According to documents released by transparency group WikiLeaks last week an embassy cable by Saudi diplomats in Khartoum says that Iran sent advanced nuclear equipment and centrifuges to Sudan in 2012.
The document, marked “very secret,” claimed, "The embassy's sources advised that Iranian containers arrived this week at Khartoum airport containing sensitive technical equipment in the form of fast centrifuges for enriching uranium, and a second shipment is expected to arrive this week.”
WikiLeaks revealed more than 60,000 documents last week, claiming they are genuine Saudi communications. They plan to show a total of 500,000. Saudi Arabia, on the other hand, said they may be false, and have not made any comments on specifics.

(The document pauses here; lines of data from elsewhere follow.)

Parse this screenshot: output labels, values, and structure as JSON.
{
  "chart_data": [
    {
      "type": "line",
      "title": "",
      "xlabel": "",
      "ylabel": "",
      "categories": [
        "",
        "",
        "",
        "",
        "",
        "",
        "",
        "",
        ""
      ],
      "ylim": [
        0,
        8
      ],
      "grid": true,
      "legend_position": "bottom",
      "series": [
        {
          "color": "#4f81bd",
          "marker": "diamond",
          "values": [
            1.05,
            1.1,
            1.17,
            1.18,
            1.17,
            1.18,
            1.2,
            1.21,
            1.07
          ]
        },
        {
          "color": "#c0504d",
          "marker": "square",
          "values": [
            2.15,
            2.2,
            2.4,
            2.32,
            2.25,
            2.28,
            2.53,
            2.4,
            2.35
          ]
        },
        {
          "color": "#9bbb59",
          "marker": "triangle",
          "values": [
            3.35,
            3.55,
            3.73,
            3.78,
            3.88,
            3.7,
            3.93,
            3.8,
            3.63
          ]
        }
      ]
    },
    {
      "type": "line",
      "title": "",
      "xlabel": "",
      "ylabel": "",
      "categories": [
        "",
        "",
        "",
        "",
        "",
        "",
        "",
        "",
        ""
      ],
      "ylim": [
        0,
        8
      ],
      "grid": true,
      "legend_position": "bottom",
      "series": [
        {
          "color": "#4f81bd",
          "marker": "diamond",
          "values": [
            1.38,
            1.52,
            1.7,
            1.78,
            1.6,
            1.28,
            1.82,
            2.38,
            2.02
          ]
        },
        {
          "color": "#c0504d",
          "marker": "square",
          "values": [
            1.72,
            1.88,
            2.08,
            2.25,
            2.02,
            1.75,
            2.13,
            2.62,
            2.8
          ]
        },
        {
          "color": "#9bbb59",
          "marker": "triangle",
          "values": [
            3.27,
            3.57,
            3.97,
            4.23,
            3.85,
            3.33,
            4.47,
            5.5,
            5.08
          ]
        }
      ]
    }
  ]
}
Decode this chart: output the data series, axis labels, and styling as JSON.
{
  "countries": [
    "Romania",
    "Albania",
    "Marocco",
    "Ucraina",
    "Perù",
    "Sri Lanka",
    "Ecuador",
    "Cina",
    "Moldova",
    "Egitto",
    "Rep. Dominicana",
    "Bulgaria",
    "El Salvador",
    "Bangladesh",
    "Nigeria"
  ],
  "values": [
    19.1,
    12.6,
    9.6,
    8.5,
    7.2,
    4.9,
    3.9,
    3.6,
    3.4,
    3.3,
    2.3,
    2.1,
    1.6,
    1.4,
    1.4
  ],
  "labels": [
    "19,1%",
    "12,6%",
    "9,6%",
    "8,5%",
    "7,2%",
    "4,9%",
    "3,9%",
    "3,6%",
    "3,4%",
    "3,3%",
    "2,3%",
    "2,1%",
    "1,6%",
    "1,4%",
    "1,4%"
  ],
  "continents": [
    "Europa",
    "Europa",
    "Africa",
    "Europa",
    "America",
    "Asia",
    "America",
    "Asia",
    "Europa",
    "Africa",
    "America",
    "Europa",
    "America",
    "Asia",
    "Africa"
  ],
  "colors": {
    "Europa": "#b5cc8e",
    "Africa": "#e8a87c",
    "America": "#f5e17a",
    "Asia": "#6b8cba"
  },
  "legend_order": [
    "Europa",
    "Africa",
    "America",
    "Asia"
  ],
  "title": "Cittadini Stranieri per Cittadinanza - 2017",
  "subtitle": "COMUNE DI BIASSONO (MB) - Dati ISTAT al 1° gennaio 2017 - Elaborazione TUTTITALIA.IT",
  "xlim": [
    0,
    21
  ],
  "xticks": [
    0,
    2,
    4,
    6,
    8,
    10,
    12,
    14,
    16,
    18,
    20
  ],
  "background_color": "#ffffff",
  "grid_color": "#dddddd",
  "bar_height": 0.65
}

Should the cable prove authentic, it does not reveal the embassy’s information source, or more evidence regarding the shipment. Iran has not been reported in the past for shipping nuclear elements to Sudan, where there is no current nuclear activity.
A strange explosion destroyed a munitions factory in Sudan in October of 2012, just eight months after cable’s supposed date. The Sudanese government blamed the attack on an air raid perpetrated by the Israelis. There was nothing to suggest that the factory had nuclear equipment but this could explain the unusual event.
There have been no official comments on the cable, and no official proof as to whether WikiLeaks’ information on Saudi diplomats, and their beliefs that Iran sent equipment to the Sudan, is true.